Search code examples
rdplyrtidyversesampling

slice_sample producing different samples in grouped .data


Why do the following grouping methods results in different samples. My assumption was that the grouping results to similar samples?

small <- data.frame(
  id = 1:100,
  gender = rep(c('male', 'female'))
)

set.seed(123)
small |> 
  group_by(gender) |> 
  slice_sample(n = 10, replace = F)

set.seed(123)
small |> 
  slice_sample(n = 10, replace = F, by = gender)

Solution

  • Basically when you use .by the groups are sorted by order of first appearance and when you use group_by(), the groups are sorted. Since we see 'small' before 'female', this explains the difference in the results.

    My package timeplyr actually has arguments to control this behaviour.

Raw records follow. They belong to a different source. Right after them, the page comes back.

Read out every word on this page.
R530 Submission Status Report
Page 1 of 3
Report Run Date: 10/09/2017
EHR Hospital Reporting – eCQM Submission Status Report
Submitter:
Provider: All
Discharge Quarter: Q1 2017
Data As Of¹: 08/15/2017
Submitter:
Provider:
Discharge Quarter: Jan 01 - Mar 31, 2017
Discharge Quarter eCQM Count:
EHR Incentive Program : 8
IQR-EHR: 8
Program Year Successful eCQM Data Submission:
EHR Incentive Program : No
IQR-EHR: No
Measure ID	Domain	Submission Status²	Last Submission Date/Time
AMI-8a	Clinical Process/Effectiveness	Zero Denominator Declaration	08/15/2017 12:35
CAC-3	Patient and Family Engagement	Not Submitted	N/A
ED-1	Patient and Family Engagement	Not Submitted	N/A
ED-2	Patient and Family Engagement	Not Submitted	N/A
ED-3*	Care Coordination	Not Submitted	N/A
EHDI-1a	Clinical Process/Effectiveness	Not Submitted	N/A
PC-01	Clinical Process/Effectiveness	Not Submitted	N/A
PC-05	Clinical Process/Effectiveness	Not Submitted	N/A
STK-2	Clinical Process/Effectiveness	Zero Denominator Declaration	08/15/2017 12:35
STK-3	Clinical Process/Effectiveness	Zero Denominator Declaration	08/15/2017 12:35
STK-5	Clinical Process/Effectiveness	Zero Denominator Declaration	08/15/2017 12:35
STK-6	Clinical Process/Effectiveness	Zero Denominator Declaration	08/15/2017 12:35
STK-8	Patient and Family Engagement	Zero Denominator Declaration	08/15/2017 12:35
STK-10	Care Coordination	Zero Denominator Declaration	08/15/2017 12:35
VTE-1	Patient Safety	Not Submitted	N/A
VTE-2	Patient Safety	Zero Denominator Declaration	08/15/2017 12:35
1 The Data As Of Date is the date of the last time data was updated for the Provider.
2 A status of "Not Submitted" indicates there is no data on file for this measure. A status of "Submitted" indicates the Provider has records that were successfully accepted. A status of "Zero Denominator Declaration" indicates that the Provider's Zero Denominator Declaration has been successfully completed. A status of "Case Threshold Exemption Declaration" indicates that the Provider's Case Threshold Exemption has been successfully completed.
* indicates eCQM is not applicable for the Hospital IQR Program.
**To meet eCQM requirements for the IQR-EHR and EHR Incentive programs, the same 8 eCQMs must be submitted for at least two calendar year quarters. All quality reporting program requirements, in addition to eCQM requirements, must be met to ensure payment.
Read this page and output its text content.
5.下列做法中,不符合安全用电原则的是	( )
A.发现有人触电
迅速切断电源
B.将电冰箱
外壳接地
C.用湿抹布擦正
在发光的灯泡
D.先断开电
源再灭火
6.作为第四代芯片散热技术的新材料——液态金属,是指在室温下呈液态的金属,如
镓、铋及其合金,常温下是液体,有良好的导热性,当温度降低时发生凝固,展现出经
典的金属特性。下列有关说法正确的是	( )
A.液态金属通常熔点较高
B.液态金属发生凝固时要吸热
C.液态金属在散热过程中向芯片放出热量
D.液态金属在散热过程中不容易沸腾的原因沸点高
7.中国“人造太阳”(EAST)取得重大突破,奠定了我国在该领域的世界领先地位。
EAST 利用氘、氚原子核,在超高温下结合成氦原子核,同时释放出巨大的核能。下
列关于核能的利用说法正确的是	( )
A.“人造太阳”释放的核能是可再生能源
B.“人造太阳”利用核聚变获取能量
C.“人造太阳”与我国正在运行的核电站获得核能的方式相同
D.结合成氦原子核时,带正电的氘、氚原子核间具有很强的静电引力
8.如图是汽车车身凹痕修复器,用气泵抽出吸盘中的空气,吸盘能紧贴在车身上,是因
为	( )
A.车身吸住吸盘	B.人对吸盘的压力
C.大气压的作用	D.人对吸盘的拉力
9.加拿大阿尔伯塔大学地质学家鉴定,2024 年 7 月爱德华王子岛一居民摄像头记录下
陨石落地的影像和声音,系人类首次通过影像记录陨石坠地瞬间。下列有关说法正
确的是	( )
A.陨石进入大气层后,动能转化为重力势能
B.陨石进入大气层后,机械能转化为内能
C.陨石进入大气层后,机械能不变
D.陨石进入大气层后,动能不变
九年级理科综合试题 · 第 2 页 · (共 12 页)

    Edit: You can also control this behaviour through fgroup_by(order =)

    As to why the actual samples are different within each group, my best guess has is even though the seed is the same, because the sampling is done in a different by-group order, this will affect which samples are drawn.

    library(dplyr)
    #> 
    #> Attaching package: 'dplyr'
    #> The following objects are masked from 'package:stats':
    #> 
    #>     filter, lag
    #> The following objects are masked from 'package:base':
    #> 
    #>     intersect, setdiff, setequal, union
    small <- data.frame(
      id = 1:100,
      gender = rep(c('male', 'female'))
    )
    
    set.seed(123)
    res1 <- small |> 
      group_by(gender) |> 
      slice_sample(n = 10, replace = F)
    
    set.seed(123)
    res2 <- small |> 
      slice_sample(n = 10, replace = F, by = gender)
    
    library(timeplyr)
    #> 
    #> Attaching package: 'timeplyr'
    #> The following object is masked from 'package:dplyr':
    #> 
    #>     desc
    
    res3 <- small |> 
      fslice_sample(n = 10, replace = F, .by = gender, seed = 123, sort_groups = TRUE)
    res4 <- small |> 
      fslice_sample(n = 10, replace = F, .by = gender, seed = 123, sort_groups = FALSE)
    
    identical(as.data.frame(res1), res3)
    #> [1] TRUE
    identical(as.data.frame(res2), res4)
    #> [1] TRUE
    
    res5 <- small |> 
      fgroup_by(gender, order = TRUE) |> 
      fslice_sample(n = 10, replace = F, seed = 123)
    res6 <- small |> 
      fgroup_by(gender, order = FALSE) |> 
      fslice_sample(n = 10, replace = F, seed = 123)
    
    identical(as.data.frame(res1), as.data.frame(res5))
    #> [1] TRUE
    identical(as.data.frame(res2), as.data.frame(res6))
    #> [1] TRUE
    

    Created on 2024-08-01 with reprex v2.0.2